The Enwex Germany Solar (GSM) contract, launching April 23, brings exchange-cleared solar irradiance hedging to a market that has until now operated largely over the counter (OTC), a development Munich Re’s weather derivatives team says could broaden participation and formalize risk management.


The world’s first exchange-cleared solar irradiance futures contract launches on April 23 on Abaxx Exchange, as solar generation increasingly influences spot prices and revenues across European power markets.

The Enwex Germany Solar (GSM) contract was developed by German energy exchange Enwex and will be listed on Singapore-based Abaxx Exchange. It allows market participants to hedge against variability in solar irradiance in Germany by using a standardized, exchange-cleared instrument for the first time.

Pierre Buisson, senior structurer and weather derivatives expert at Munich Re, said the launch is a meaningful step.

“European power markets have undergone a structural shift as installed solar capacity reached a scale where irradiance risk measurably impacts prices and revenues,” Buisson told pv magazine. “Weather derivatives have traditionally focused on temperature, wind, and precipitation, but solar irradiance has now clearly emerged as a core risk factor.”

Buisson said most solar hedging has until now been conducted over the counter by participants already familiar with weather risk instruments.

“An exchange-cleared contract helps institutionalize this market: it lowers entry barriers, brings new counterparties into the space, and allows standard, vanilla risk to move onto transparent venues – while more complex profiles remain OTC,” he said.

He added that sustained liquidity would depend on index credibility, contract design, and alignment with real hedging needs.

“The demand is there, risk carriers are ready to participate, and solar’s influence on power prices is widely understood,” Buisson said. “The next step is scale.”

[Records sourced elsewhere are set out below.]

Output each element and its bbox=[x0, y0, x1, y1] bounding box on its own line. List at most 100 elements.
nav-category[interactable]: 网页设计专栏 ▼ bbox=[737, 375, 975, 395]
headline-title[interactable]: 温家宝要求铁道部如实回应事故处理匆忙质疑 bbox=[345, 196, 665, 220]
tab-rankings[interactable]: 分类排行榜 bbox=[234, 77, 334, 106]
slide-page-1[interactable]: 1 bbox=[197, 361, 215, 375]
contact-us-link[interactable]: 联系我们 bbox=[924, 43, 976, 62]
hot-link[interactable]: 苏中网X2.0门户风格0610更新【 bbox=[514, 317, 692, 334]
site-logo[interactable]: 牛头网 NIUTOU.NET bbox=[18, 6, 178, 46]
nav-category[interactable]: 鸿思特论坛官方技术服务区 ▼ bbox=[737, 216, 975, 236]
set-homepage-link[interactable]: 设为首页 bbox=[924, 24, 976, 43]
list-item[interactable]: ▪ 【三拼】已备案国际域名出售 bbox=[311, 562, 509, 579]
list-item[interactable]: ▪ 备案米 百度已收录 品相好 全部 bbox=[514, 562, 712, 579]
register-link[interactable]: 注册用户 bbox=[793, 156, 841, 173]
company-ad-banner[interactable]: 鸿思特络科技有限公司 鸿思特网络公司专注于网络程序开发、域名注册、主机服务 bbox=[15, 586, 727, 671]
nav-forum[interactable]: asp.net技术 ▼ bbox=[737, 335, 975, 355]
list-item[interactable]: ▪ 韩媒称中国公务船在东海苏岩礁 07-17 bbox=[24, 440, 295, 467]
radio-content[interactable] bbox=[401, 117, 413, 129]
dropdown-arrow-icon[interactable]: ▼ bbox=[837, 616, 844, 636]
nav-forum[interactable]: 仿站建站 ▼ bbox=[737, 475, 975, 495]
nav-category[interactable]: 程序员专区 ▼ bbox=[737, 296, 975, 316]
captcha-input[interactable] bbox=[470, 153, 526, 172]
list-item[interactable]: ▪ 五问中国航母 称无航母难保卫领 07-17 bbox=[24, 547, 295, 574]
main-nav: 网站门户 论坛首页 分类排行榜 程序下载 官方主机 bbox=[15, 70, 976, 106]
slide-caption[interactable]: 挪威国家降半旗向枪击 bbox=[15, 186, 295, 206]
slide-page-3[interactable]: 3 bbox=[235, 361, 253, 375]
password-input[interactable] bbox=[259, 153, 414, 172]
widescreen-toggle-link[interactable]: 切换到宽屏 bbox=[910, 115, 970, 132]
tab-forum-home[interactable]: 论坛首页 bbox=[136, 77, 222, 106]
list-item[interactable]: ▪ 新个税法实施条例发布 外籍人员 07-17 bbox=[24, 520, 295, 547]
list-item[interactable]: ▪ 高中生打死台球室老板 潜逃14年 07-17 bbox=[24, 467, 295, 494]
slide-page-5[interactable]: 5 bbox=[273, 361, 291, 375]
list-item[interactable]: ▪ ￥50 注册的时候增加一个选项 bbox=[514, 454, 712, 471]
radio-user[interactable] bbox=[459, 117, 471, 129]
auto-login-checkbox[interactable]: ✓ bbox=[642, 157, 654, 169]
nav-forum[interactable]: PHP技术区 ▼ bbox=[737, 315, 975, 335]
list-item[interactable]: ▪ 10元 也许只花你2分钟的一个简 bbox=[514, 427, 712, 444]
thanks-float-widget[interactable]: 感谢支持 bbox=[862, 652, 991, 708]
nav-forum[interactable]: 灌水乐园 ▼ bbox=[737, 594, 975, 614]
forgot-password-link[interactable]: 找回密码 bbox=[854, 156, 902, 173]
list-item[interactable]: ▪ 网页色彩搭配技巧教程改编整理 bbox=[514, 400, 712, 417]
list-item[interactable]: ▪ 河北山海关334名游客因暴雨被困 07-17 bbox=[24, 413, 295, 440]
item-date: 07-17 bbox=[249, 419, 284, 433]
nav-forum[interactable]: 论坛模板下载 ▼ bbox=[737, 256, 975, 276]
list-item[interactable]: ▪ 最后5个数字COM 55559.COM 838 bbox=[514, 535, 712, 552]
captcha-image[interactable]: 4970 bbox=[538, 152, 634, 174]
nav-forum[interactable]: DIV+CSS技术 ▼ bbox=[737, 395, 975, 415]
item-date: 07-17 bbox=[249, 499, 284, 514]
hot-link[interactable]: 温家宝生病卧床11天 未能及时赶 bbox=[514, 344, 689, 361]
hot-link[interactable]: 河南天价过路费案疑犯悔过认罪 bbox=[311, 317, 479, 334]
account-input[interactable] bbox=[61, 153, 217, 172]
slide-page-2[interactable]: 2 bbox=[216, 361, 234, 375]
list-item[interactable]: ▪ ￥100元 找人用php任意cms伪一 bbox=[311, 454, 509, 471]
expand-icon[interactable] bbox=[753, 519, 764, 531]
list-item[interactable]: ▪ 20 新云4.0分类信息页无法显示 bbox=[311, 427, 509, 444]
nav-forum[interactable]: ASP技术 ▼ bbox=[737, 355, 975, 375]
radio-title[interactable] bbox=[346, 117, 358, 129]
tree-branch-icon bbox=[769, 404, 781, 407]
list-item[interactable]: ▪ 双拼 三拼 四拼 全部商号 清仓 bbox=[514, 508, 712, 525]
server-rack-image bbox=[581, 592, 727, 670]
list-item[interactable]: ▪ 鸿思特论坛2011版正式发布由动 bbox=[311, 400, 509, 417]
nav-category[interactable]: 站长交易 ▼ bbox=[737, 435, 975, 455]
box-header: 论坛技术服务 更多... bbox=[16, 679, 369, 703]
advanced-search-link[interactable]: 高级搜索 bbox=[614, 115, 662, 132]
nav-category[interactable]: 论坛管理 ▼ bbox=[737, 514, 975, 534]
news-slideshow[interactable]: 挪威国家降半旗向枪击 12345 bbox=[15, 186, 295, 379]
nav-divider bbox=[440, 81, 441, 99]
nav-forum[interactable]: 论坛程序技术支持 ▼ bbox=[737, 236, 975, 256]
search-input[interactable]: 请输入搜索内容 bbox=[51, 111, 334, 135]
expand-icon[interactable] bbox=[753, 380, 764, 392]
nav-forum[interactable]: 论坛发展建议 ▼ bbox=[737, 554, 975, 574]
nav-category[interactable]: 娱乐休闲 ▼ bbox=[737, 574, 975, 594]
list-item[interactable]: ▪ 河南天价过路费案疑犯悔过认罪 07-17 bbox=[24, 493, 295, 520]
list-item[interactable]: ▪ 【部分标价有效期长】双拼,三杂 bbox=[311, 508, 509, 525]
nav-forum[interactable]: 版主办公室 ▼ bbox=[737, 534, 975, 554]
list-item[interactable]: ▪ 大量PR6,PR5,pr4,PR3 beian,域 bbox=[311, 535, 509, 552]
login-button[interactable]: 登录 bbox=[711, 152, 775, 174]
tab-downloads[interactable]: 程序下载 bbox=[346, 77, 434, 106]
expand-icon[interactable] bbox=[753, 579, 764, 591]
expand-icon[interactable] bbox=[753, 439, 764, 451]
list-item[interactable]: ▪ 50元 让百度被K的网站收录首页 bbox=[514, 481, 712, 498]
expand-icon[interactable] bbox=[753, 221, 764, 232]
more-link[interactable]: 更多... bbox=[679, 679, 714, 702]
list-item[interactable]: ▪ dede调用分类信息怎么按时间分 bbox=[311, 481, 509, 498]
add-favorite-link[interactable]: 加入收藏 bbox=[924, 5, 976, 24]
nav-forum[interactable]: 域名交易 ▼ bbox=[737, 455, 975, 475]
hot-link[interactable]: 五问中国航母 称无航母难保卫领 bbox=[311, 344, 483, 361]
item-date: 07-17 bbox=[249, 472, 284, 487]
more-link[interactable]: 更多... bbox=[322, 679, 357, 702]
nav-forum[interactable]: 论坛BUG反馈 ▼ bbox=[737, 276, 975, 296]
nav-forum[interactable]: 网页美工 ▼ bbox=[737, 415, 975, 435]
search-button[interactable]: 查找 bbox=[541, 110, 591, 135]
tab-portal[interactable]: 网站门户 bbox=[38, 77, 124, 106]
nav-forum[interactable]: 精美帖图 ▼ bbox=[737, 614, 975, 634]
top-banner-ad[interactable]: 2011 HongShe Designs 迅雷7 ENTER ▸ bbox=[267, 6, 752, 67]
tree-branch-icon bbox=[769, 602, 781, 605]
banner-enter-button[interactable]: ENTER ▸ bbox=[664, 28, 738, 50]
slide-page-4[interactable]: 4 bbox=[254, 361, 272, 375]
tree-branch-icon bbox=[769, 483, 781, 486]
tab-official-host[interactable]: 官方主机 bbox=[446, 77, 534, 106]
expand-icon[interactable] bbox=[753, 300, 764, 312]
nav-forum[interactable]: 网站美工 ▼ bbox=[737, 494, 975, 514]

Joe Raia, chief commercial officer of Abaxx Exchange, said the contract addresses a risk management gap for solar asset owners and power traders. The Germany‑specific index reflects the market where solar risk most directly shapes price formation, said Enwex CEO Robin Girmes. And the product responds to a hedging need that has expanded alongside Germany’s solar buildout, said Max Amir Dieringer, chief executive of Citadel FlexPower.

On basis risk, Buisson said solar and wind do not differ fundamentally in how they are measured in the weather trading world, with the principal distinction being seasonality. Wind trading concentrates on winter months, while solar risk is most active in summer, with activity also visible in spring and autumn shoulder months. Buisson added that while Germany leads in liquidity, solar hedging activity is also growing in the Netherlands, Spain, and Italy.

Abaxx Exchange is headquartered in Singapore and operates as a regulated commodity exchange. Enwex is a German energy exchange. Citadel FlexPower is a power trading and flexibility platform.